Another example of our involvement in government-sponsored initiatives and research has been our close contact over the year with the Law Commission. Earlier this year the Commission published a paper on the reform of insurance contract law, which drew on our experience of areas in which the ombudsman has found the strict application of the law to produce an unfair result for policyholders. More recently, the Commission has published a paper on proportionate dispute resolution in the field of housing. This paper considers whether the experience of ombudsman schemes, including our own, could be applied to improve the resolution of housing disputes.

We are told that the Financial Ombudsman Service is the largest scheme of its type in the world.
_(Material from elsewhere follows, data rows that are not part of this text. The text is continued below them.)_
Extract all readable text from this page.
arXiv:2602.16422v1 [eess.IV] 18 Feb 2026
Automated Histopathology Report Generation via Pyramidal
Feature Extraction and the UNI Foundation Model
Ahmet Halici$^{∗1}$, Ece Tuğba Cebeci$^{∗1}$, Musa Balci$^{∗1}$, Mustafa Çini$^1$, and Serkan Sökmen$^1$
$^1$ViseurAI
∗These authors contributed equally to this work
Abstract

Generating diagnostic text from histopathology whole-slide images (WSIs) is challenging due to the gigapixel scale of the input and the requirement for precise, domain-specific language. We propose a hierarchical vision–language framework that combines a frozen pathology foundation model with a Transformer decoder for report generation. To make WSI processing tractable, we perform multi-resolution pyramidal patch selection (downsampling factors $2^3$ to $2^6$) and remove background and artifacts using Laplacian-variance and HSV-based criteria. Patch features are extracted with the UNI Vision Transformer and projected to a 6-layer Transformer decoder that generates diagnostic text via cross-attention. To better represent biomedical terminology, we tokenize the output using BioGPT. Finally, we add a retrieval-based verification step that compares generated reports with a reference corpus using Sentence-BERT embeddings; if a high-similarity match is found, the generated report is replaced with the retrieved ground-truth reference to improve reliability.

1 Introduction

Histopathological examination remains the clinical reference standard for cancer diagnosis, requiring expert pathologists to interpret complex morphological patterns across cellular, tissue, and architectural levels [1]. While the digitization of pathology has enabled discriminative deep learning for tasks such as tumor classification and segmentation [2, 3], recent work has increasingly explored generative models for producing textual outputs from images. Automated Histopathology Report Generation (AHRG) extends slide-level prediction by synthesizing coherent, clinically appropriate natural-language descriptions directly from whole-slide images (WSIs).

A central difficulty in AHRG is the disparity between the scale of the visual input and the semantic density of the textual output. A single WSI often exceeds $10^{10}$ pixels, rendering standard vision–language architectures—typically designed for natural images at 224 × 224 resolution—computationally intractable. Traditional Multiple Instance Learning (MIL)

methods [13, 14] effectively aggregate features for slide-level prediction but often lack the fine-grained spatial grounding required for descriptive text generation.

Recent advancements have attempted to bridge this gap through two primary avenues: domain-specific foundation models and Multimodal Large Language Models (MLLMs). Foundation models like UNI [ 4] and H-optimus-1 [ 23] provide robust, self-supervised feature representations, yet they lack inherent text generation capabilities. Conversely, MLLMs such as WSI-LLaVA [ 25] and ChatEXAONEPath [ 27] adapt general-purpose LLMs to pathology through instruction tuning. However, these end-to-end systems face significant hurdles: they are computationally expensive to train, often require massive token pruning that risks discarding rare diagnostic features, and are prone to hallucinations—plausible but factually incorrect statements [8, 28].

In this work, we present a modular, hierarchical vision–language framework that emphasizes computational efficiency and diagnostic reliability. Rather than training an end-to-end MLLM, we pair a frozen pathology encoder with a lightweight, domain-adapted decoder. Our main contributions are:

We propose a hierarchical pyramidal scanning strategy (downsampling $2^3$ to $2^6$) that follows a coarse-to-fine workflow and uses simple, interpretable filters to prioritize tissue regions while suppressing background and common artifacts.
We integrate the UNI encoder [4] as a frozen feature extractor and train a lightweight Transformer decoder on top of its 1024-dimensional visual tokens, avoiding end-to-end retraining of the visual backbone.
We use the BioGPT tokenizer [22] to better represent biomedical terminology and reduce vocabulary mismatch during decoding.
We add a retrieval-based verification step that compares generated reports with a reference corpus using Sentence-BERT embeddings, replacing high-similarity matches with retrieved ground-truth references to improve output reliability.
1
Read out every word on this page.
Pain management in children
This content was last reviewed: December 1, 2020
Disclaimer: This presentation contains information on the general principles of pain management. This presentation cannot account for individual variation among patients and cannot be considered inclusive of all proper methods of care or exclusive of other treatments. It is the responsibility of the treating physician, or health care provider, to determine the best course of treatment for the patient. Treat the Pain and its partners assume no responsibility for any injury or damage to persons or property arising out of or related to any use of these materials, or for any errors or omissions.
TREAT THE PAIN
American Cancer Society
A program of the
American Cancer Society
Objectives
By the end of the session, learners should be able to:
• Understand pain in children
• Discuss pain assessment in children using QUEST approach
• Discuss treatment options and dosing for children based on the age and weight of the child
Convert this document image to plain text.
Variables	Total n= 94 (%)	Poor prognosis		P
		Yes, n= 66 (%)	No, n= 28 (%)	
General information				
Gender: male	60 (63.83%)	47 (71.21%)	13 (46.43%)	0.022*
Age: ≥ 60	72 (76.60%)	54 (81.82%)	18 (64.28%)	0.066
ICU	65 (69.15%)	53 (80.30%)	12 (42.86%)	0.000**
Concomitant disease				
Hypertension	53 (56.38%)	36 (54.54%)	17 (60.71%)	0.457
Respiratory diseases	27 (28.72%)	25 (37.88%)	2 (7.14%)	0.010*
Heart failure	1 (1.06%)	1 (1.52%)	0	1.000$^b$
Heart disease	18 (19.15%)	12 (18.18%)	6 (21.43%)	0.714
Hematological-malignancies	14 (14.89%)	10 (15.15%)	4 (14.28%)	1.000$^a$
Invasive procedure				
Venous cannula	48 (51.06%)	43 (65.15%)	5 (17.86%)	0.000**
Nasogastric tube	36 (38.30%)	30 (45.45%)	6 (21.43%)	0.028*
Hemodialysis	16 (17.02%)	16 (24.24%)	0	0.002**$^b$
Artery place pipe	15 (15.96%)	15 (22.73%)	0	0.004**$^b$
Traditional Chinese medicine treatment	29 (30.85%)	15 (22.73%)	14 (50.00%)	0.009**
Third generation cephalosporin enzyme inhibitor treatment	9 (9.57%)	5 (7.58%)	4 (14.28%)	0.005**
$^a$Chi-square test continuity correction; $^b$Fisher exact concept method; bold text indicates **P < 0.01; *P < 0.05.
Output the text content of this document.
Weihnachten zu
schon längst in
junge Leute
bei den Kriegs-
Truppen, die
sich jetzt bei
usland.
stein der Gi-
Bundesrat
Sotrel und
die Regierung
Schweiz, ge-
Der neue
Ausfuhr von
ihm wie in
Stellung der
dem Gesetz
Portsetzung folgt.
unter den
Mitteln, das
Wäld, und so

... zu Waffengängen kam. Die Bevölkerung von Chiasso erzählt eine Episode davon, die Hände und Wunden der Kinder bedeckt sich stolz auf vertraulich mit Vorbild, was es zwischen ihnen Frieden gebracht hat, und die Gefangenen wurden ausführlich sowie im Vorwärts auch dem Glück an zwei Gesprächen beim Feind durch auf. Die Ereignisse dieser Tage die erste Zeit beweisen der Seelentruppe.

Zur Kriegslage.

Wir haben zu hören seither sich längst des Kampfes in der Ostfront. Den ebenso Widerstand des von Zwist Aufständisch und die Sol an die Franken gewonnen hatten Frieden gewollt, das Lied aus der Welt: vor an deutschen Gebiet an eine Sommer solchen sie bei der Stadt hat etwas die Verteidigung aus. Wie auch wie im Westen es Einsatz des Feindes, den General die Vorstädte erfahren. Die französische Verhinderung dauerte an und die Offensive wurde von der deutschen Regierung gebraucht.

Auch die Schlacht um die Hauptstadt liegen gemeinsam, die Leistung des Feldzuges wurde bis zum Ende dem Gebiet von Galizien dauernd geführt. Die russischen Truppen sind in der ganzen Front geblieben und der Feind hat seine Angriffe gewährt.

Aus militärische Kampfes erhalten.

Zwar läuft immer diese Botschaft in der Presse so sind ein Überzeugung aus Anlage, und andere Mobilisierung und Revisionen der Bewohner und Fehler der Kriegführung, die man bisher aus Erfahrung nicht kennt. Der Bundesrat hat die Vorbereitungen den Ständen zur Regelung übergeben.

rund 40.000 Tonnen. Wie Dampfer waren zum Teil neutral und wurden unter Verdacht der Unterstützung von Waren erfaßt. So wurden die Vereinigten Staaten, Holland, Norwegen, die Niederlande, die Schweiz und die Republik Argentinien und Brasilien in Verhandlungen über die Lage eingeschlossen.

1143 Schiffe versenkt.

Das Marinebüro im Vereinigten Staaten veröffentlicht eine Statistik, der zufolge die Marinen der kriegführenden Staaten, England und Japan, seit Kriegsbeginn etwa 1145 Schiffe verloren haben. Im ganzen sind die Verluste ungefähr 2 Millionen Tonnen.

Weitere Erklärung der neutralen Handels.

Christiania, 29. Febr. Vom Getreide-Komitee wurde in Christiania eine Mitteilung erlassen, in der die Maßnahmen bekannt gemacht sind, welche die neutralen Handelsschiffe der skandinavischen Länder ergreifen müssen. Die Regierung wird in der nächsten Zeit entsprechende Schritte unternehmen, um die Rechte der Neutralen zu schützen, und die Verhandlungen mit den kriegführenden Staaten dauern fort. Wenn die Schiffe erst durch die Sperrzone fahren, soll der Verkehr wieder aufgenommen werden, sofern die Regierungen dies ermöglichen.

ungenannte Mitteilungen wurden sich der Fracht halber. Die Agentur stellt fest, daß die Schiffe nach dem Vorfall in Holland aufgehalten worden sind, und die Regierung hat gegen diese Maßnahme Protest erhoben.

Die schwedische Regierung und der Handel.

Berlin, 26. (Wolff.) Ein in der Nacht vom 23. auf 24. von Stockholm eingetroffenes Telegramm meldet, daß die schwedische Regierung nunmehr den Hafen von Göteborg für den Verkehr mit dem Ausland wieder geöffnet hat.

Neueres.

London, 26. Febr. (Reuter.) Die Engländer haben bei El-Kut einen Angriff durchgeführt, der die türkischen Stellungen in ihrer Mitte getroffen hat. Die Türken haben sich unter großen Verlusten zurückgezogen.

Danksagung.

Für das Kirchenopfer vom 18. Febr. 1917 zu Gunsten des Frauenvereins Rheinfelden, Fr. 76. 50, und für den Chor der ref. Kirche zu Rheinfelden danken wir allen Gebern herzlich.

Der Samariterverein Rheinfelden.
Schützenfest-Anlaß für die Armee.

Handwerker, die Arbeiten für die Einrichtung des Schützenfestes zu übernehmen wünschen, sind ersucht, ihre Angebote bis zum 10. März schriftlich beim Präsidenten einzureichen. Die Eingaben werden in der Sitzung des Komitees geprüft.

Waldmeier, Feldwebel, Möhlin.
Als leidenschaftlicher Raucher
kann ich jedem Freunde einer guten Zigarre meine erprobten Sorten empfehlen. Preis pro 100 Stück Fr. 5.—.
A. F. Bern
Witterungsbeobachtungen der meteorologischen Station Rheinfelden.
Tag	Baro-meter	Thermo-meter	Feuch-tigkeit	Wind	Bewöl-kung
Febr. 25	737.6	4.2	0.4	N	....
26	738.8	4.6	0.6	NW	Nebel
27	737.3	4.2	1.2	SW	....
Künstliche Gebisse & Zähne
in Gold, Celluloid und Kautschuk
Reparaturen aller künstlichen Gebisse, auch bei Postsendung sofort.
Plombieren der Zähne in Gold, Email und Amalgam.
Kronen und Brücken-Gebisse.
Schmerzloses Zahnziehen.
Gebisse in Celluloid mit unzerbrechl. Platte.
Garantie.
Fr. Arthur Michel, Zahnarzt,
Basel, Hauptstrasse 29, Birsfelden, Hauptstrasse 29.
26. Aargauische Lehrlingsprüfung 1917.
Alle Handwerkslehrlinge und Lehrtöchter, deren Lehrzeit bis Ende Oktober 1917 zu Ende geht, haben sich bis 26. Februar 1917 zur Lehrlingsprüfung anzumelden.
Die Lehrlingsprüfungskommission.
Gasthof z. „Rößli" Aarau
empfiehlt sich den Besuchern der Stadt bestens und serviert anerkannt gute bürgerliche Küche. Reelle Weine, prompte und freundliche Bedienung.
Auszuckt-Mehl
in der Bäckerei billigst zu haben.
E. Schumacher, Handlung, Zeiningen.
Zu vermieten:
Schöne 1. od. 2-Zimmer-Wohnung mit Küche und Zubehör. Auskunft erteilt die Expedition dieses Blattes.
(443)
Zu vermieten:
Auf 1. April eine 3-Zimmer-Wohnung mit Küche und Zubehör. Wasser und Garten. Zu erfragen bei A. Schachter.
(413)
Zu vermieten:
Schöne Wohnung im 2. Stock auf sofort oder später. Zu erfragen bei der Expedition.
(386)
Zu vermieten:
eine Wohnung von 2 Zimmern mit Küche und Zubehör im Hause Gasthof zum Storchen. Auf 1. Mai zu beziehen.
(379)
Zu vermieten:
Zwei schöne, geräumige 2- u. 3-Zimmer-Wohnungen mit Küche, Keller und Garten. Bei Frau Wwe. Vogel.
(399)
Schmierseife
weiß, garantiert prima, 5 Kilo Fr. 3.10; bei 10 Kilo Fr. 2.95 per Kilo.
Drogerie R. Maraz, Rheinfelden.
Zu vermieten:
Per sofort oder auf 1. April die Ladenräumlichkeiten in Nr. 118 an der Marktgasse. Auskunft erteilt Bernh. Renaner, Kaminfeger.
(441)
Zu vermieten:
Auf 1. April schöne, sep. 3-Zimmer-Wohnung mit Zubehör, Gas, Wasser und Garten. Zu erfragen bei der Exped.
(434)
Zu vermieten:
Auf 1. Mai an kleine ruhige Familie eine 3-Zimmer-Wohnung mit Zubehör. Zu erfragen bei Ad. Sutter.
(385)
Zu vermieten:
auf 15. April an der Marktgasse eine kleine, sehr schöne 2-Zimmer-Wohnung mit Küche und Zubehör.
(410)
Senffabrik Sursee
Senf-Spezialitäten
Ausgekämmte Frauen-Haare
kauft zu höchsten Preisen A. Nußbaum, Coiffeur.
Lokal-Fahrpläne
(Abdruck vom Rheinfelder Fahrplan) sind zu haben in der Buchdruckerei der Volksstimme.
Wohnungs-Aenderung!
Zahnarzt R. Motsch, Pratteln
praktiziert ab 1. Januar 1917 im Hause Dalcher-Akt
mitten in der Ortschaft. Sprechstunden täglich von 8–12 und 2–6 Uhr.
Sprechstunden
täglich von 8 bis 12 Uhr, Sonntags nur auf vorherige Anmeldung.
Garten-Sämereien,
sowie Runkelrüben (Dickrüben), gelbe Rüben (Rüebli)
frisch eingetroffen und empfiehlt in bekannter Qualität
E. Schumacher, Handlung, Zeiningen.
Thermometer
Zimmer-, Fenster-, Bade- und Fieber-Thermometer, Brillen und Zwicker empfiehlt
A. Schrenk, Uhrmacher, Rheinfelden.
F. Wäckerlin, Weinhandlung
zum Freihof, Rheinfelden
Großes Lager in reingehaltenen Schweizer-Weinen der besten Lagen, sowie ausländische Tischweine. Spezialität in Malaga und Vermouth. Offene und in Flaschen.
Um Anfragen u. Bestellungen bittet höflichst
What is certain is that we are regularly asked to share our knowledge, experience and expertise internationally, as well as in the UK. In the Commonwealth countries, in particular, there is considerable interest in “combined” ombudsman schemes such as ours, which operate across a wider spectrum, such as financial services in general, rather than just in banking, insurance or investment. We are also founder members of FIN-NET, the European Commission-sponsored network of out-of-court redress bodies, designed to ease the handling of cross-border disputes in financial services.

The fact that the UK ombudsman model is finding itself increasingly the focus of interest, both at home and abroad, is not only pleasing as an endorsement of the ombudsman as an accepted mechanism for settling disputes. It is also, in the case of financial services, a tribute to the vision of a small group of insurance practitioners who, twenty-five years ago, persuaded the National Consumer Council to work with them in founding the Insurance Ombudsman Bureau. What started then as a small-scale and quite radical experiment - giving customers access to justice through an ombudsman, rather than resorting to court action - has evolved and grown over the intervening quarter-century.

Ombudsmen are now a recognised feature in the constitutional landscape - an institution in their own right. And I am very proud of my organisation’s own role in contributing to the development of that institution.